While Amanda is obviously a sociopath, Lily is much more difficult to diagnose. Joy’s character looks like a starlet from some ’40s or ’50s Hollywood melodrama, all sharp, clean feminine lines and asymmetrical bouffants. One outfit especially–which she wears in the aforementioned scene–recalls Gene Tierney’s most chilling moment in the 1948 romantic thriller, Leave Her to Heaven. The similarities are, perhaps, coincidental, but as in that film, Lily’s finishing school polish makes her actions even more disturbing.
It’s hard to talk about Lily’s arc without spoiling what happens, but Joy conveys it perfectly.
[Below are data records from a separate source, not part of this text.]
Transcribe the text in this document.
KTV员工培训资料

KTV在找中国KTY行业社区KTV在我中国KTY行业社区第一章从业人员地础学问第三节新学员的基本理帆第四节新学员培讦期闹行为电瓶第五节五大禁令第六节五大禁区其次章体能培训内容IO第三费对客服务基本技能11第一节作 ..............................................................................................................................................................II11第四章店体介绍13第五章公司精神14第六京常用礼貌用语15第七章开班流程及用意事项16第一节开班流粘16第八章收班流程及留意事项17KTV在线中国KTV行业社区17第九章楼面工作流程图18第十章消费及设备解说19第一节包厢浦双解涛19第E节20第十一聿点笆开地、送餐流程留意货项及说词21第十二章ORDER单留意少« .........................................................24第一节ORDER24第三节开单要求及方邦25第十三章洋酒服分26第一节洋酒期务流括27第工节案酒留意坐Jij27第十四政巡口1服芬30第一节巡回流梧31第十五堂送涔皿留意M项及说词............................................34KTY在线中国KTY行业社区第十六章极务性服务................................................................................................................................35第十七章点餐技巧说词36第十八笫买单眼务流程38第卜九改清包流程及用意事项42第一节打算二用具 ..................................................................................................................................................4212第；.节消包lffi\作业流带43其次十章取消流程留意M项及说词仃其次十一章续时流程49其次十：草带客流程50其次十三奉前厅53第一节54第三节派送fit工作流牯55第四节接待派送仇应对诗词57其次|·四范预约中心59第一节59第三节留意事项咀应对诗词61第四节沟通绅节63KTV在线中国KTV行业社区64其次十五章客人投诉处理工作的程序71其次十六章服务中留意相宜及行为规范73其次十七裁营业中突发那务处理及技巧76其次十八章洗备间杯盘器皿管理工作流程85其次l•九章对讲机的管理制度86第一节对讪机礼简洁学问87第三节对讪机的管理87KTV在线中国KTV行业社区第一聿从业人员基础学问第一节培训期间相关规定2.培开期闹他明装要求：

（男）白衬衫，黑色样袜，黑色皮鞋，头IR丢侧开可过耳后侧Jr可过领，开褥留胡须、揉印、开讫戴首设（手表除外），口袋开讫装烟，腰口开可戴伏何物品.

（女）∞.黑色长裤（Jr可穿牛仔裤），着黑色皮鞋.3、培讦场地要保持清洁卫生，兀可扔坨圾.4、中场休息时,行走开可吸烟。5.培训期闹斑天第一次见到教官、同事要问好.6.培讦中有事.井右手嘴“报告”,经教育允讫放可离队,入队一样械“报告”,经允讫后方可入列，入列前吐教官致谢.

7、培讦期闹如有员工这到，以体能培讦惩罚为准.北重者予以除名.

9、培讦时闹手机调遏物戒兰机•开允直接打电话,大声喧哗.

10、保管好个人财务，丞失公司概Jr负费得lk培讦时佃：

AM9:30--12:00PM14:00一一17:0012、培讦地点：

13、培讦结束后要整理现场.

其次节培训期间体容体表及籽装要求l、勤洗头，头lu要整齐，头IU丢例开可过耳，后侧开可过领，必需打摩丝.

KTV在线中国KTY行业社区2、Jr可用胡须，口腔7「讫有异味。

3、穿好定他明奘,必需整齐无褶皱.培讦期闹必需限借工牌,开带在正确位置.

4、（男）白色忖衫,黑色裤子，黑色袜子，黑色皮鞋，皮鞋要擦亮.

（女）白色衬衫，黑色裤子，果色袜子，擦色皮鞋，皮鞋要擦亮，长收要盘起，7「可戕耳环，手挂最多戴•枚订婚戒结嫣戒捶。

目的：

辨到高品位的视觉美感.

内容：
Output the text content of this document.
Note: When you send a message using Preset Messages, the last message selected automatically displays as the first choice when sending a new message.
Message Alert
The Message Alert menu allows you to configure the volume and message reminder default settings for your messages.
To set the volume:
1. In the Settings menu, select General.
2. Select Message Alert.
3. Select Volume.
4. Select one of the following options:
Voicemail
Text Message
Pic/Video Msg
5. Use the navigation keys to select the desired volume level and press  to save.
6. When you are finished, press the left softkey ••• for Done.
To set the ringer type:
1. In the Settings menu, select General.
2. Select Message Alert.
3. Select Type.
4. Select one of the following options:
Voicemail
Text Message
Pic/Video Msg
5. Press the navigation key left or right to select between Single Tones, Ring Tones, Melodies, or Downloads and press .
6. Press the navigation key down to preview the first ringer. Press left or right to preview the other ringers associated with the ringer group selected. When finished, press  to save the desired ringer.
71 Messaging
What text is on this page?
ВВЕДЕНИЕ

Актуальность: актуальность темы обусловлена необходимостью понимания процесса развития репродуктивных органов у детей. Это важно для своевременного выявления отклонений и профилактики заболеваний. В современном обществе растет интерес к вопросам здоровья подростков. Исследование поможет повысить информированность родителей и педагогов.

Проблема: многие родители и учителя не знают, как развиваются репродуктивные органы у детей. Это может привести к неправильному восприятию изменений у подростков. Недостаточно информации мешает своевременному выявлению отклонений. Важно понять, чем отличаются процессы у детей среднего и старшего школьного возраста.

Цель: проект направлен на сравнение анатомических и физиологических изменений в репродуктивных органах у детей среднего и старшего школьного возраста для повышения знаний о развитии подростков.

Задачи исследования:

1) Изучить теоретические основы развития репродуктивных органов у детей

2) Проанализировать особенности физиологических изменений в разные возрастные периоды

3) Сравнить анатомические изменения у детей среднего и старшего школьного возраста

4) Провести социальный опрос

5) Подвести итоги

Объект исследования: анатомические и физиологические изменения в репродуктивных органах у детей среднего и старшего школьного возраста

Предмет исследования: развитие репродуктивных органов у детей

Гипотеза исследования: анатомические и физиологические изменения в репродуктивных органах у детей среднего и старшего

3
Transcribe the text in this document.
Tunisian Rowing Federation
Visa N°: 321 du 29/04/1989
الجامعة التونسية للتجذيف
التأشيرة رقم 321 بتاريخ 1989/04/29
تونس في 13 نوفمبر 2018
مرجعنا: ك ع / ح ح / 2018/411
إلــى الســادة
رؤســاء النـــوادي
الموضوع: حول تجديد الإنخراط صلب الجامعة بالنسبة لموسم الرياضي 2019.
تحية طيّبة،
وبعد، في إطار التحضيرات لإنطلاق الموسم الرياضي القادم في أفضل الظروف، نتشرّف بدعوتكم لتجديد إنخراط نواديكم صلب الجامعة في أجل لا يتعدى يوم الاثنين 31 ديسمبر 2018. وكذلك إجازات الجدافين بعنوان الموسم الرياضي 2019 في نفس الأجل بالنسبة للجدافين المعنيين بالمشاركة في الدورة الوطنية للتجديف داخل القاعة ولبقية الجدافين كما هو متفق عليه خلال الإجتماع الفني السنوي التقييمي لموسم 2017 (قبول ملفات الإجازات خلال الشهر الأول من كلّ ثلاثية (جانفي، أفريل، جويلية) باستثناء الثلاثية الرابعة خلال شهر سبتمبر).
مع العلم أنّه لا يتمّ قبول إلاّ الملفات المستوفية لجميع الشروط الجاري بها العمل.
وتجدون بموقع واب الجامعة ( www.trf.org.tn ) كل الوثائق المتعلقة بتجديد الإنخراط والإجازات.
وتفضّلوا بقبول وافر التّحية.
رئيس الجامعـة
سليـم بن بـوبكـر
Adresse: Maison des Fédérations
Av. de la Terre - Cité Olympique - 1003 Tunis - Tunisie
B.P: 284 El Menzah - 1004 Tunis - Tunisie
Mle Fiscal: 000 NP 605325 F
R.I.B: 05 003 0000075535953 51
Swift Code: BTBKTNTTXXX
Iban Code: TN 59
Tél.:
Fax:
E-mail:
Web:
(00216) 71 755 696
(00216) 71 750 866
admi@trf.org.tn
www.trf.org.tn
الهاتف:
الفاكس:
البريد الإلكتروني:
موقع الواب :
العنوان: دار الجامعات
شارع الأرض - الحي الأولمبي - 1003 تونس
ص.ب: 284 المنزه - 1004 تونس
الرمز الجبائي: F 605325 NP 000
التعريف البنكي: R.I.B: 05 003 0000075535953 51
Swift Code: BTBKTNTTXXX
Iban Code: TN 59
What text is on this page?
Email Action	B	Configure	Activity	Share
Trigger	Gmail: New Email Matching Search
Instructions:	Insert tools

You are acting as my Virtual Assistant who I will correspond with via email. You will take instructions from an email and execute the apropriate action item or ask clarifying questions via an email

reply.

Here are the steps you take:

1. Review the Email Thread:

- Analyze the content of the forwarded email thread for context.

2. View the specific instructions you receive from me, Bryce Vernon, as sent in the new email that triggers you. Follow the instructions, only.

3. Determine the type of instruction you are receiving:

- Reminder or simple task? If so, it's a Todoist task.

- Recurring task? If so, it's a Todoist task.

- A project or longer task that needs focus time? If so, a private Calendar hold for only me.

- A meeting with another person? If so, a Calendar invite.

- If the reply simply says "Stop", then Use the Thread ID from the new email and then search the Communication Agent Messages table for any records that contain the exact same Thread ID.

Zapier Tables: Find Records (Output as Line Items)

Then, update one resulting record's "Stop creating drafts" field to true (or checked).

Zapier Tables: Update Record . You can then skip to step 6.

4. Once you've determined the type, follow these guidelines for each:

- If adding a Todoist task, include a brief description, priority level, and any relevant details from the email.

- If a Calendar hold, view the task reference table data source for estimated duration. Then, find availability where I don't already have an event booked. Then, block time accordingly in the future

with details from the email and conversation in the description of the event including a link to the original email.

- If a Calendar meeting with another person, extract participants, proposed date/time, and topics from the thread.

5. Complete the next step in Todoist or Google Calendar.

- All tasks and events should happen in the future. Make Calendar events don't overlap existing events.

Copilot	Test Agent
She’s already done some brilliant work in her short career so far, but Thoroughbreds may be her most nuanced yet. What makes Lily and the film itself so watchable is her unpredictability. We know from the beginning that Amanda has the capacity for violence, but Lily remains deliberately inscrutable for much of the film’s first half and the question eventually becomes, how far is she willing to go? Joy, Cooke and Finley constantly keep us guessing and part of what makes the film so fun is that it’s not easy to predict.
Early in Thoroughbreds, Amanda tells Lily that her inability to experience human emotions means she has to “work a little harder” to be good. That proves true as the film goes on, but it’s the reverse–that a person who feels human emotions has to try hard to be bad–that’s actually more frightening. On some level, Lily and Amanda are only able to explore the extent of their badness because of their wealth and beauty. Yet the girls would be just as deluded as Tim if not for their commitment to do whatever it takes to get what they want. That is the true source of evil in Lily and Amanda’s world. Morality means nothing in the face of unchecked desire.